Die eens waren geestelijk, maakt hij beestelijk;
't Spel dat hij heeft gerokt, wordt vast gesponnen,
Hij doet ze kwalijk enden, die wel begonnen.
d'Onstandachtige mag men nu kennen voorwaar;
Religieuzen, beide monken en nonnen,
Die reinigheid geloofden over menig jaar,
Dien wordt haar ordene nu veel te zwaar,
Zij en willen niet meer dragen zots kaprunen.
d'Een loopt hier hoere, d'ander boeve daar,
En hangen haar kappen op de tunen.
Zij en achten geloften, wielen of krunen,
Maar lopen in d'wilde, als mensen verwoed
Van d'ene zonde in d'ander, als Turken en Hunen.

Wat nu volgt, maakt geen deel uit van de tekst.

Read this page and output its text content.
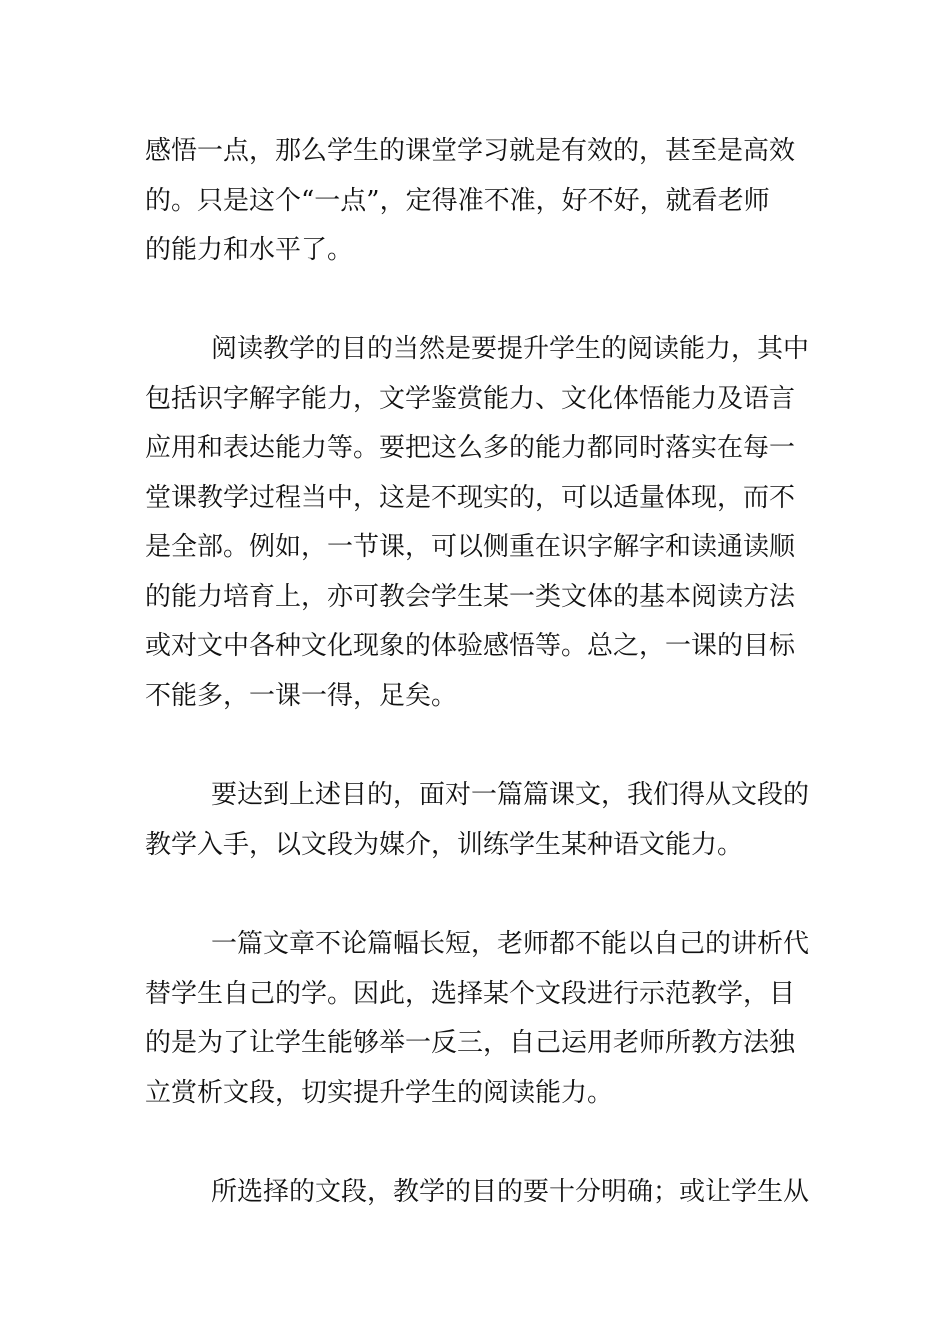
感悟一点，那么学生的课堂学习就是有效的，甚至是高效
的。只是这个“一点”，定得准不准，好不好，就看老师
的能力和水平了。
阅读教学的目的当然是要提升学生的阅读能力，其中
包括识字解字能力，文学鉴赏能力、文化体悟能力及语言
应用和表达能力等。要把这么多的能力都同时落实在每一
堂课教学过程当中，这是不现实的，可以适量体现，而不
是全部。例如，一节课，可以侧重在识字解字和读通读顺
的能力培育上，亦可教会学生某一类文体的基本阅读方法
或对文中各种文化现象的体验感悟等。总之，一课的目标
不能多，一课一得，足矣。
要达到上述目的，面对一篇篇课文，我们得从文段的
教学入手，以文段为媒介，训练学生某种语文能力。
一篇文章不论篇幅长短，老师都不能以自己的讲析代
替学生自己的学。因此，选择某个文段进行示范教学，目
的是为了让学生能够举一反三，自己运用老师所教方法独
立赏析文段，切实提升学生的阅读能力。
所选择的文段，教学的目的要十分明确；或让学生从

Dit zijn de mirakelen die Luther doet.
Hij maakt veel hoeren, hij maakt veel boeven,
Want monken en nonnen zijn lui en lakkere.

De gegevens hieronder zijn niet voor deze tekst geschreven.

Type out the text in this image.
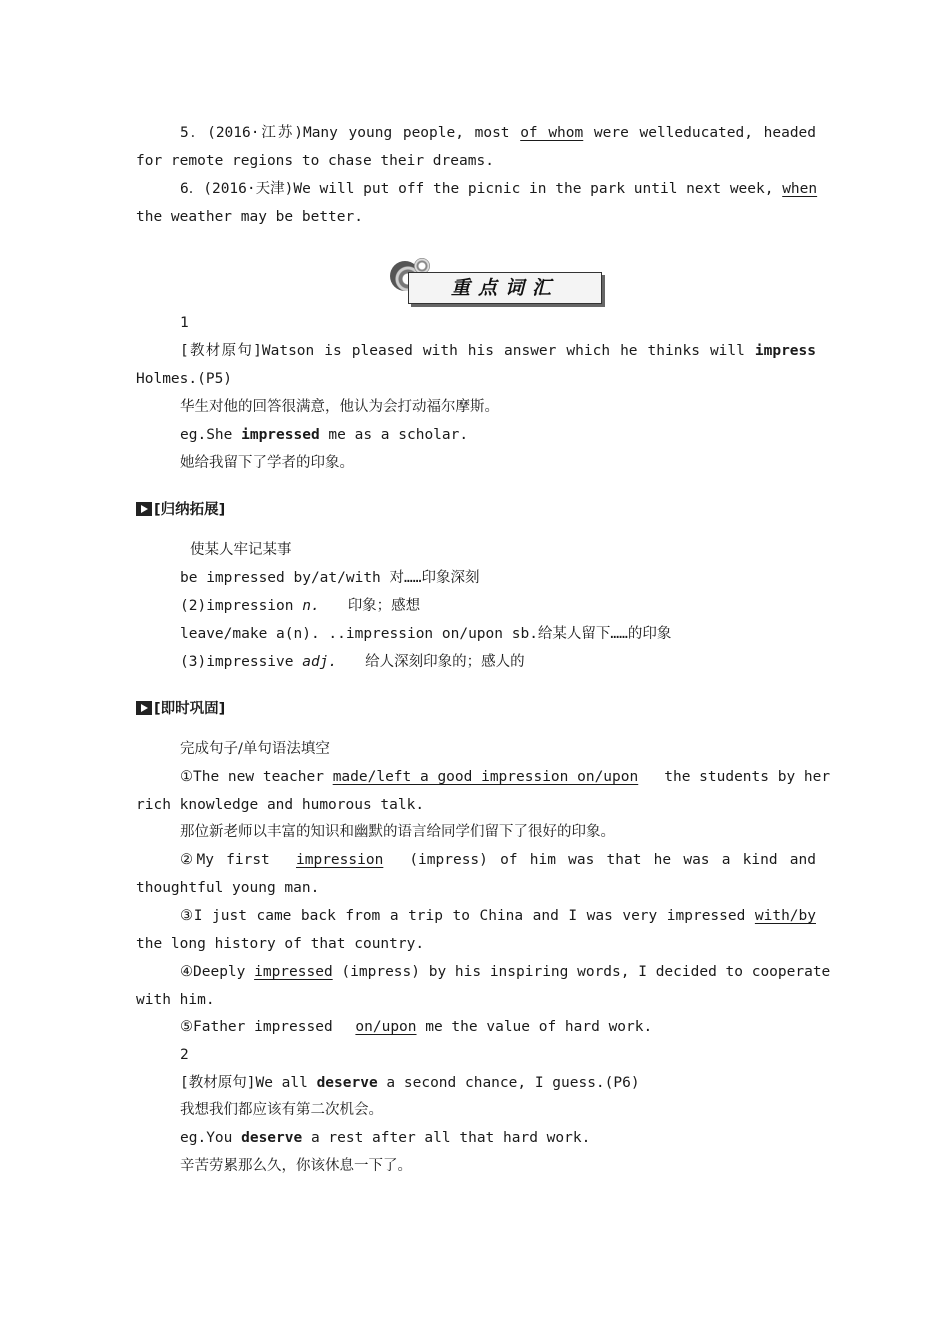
5．(2016·江苏)Many young people, most of whom were welleducated, headed
for remote regions to chase their dreams.
6．(2016·天津)We will put off the picnic in the park until next week, when
the weather may be better.
重点词汇
1
[教材原句]Watson is pleased with his answer which he thinks will impress
Holmes.(P5)
华生对他的回答很满意，他认为会打动福尔摩斯。
eg.She impressed me as a scholar.
她给我留下了学者的印象。
[归纳拓展]
使某人牢记某事
be impressed by/at/with 对……印象深刻
(2)impression n. 印象；感想
leave/make a(n). ..impression on/upon sb.给某人留下……的印象
(3)impressive adj. 给人深刻印象的；感人的
[即时巩固]
完成句子/单句语法填空
①The new teacher made/left a good impression on/upon the students by her
rich knowledge and humorous talk.
那位新老师以丰富的知识和幽默的语言给同学们留下了很好的印象。
②My first impression (impress) of him was that he was a kind and
thoughtful young man.
③I just came back from a trip to China and I was very impressed with/by
the long history of that country.
④Deeply impressed (impress) by his inspiring words, I decided to cooperate
with him.
⑤Father impressed on/upon me the value of hard work.
2
[教材原句]We all deserve a second chance, I guess.(P6)
我想我们都应该有第二次机会。
eg.You deserve a rest after all that hard work.
辛苦劳累那么久，你该休息一下了。
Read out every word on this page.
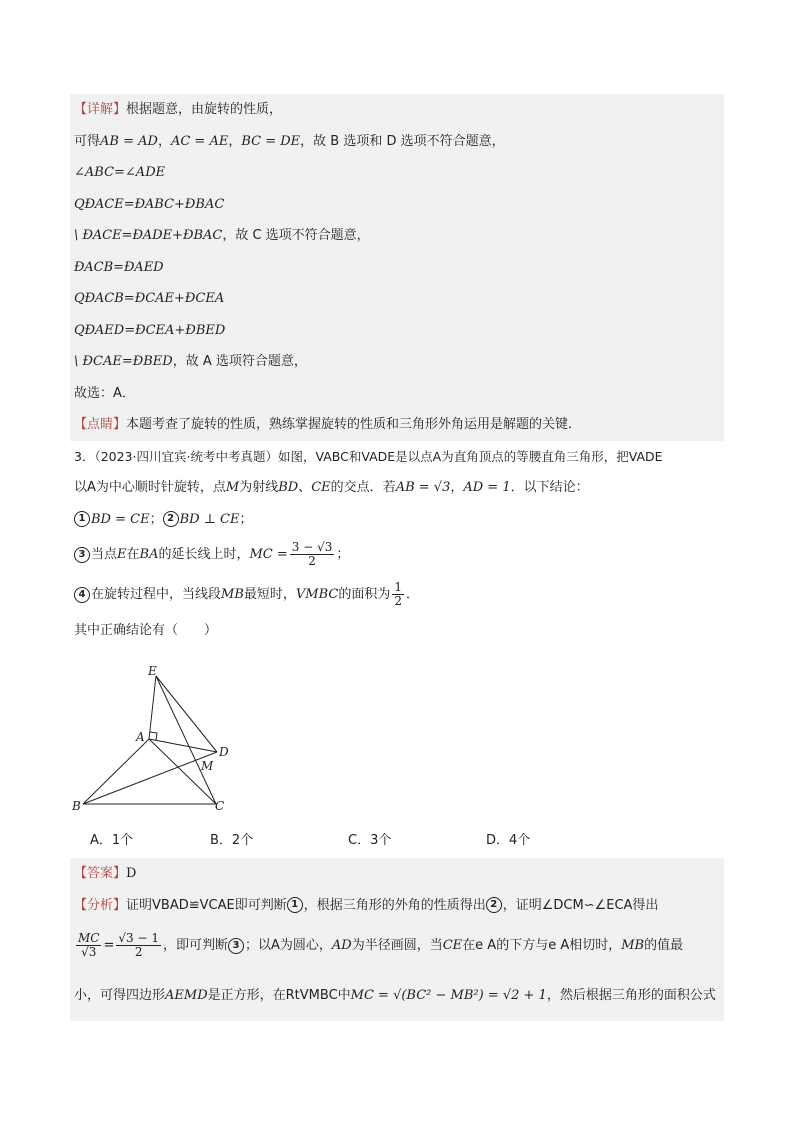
【详解】根据题意，由旋转的性质，
可得AB = AD，AC = AE，BC = DE，故 B 选项和 D 选项不符合题意，
∠ABC=∠ADE
QÐACE=ÐABC+ÐBAC
\ ÐACE=ÐADE+ÐBAC，故 C 选项不符合题意，
ÐACB=ÐAED
QÐACB=ÐCAE+ÐCEA
QÐAED=ÐCEA+ÐBED
\ ÐCAE=ÐBED，故 A 选项符合题意，
故选：A．
【点睛】本题考查了旋转的性质，熟练掌握旋转的性质和三角形外角运用是解题的关键．
3．（2023·四川宜宾·统考中考真题）如图，VABC和VADE是以点A为直角顶点的等腰直角三角形，把VADE
以A为中心顺时针旋转，点M为射线BD、CE的交点．若AB = √3，AD = 1．以下结论：
1 BD = CE； 2 BD ⊥ CE；
3 当点E在BA的延长线上时，MC = $\frac{3 - √3}{2}$ ；
4 在旋转过程中，当线段MB最短时，VMBC的面积为 $\frac{1}{2}$ ．
其中正确结论有（　　）
E
A
D
M
B	C
A．1个	B．2个	C．3个	D．4个
【答案】D
【分析】证明VBAD≌VCAE即可判断 1 ，根据三角形的外角的性质得出 2 ，证明∠DCM∽∠ECA得出
$\frac{MC}{√3} = \frac{√3 - 1}{2}$ ，即可判断 3 ；以A为圆心，AD为半径画圆，当CE在e A的下方与e A相切时，MB的值最
小，可得四边形AEMD是正方形，在RtVMBC中MC = √(BC² − MB²) = √2 + 1，然后根据三角形的面积公式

Hen gebreekt van als, honger doet ze bedroeven,
Zij en kunnen niet ploegen in den akkere.
En wilt hen dan niet borgen den bakkere,
| |
[pagina 48]
| |
Men moet eten, daar en is geen geld om kopen,
Om krijgen zijn zij in kwaaddoen wakkere,
Dan gaat dit gespuis met groten hopen
Den koopman beroven, den landman stropen,
Moorden, branden, stelen, niet om verstrangen.
Ten lesten ziet men ze t'zamen knopen,
d'Een op een rad, d'ander gehangen.
Na haar werken zij ten einde loon ontvangen,
En d'arm ziele vaart licht bij 't helse gebroed.
Elk mocht wel zeggen met beschreiden wangen:
Dit zijn de mirakelen die Luther doet.
Weeuwkens, maagden, voortijds niet om versimpelen,
Die 't hoofd lieten hangen in d'aarde manierig,
Men ziet, hoe aardig dat zij hen nu wimpelen,
Zij worden weerlijk, curieus en nieuwsgierig;
Die reiniglijk leefden, devoot en vierig,
Heeft Luther enen anderen geest doen rapen.
Om enen man te krijgen zijn zij zeer gierig,
Zij en willen niet langer allene slapen.
Het waar hen alleleens, weer monken of papen,
Zo groten begeerte hebben zij om houwen:
Zo de meester doet, doen maarten en knapen.
Die hij heeft gevangen in zijn klauwen,
Zij zijn zonder vreze, beide mans en vrouwen,
En op haar boosheid dragen zij hogen moed.
Nog zeg ik, al zouden ze venijn uitspouwen:
Dit zijn de mirakelen die Luther doet.
Men veracht Gods moeder en alle sinten, ziet:
Kerken, kluizen werden gedestrueerd.
Men gelooft Prekaren of Observanten niet,
Maar den spinrok d'evangelie exponeert.
Golds lichaam, Gods bloed wordt geblasfemeerd,
| |
[pagina 49]
| |
Men spot met den zeven sacramenten,
De heilige schrifture wordt gecorrumpeerd,
Duivelse glosen laat men daarbij prenten.
Mannen-kloosteren en ook vrouwen-conventen
Worden bedorven van den boeven onversaagd,
Van onnozel schaapkens maakt men serpenten,
Men schoffeert zo menige geestelijke maagd.
Heel kerstenrijk schiere in den dienst Gods vertraagt,
Meest elk zijn lichaam na zijn zinlijkheid voedt.
Is hier iemand, die Luthers lere behaagt,
Dit zijn de mirakelen die Luther doet.
Elk ziet de wereld vol dieven krielen,
d'Land en is niet veilig, men schendt de straten,
Men vermoordt veel lichamen, nog veel meer zielen.
Weerlijke prinsen, geestelijke prelaten
Bevechten de boeren, haar onderzaten.
Korach en Abiram zijn weder verrezen.
Doctoren, pastoren, licentiaten
Worden nu van de wijfs onderwezen.
Schrifture wordt in de taveerne gelezen,
In d'een hand d'evangelie, in d'ander den pot.
't Zijn al dronken zot-oren; nochtans van dezen
Worden geleerde predikanten bespot.
't Volk mest in zijn kwaadheid als 't verken in 't kot,
De wereld es verdronken in der zonden vloed.
Nog zo ik eerst zeide, zo zeg ik in 't slot:
Dit zijn de mirakelen die Luther doet.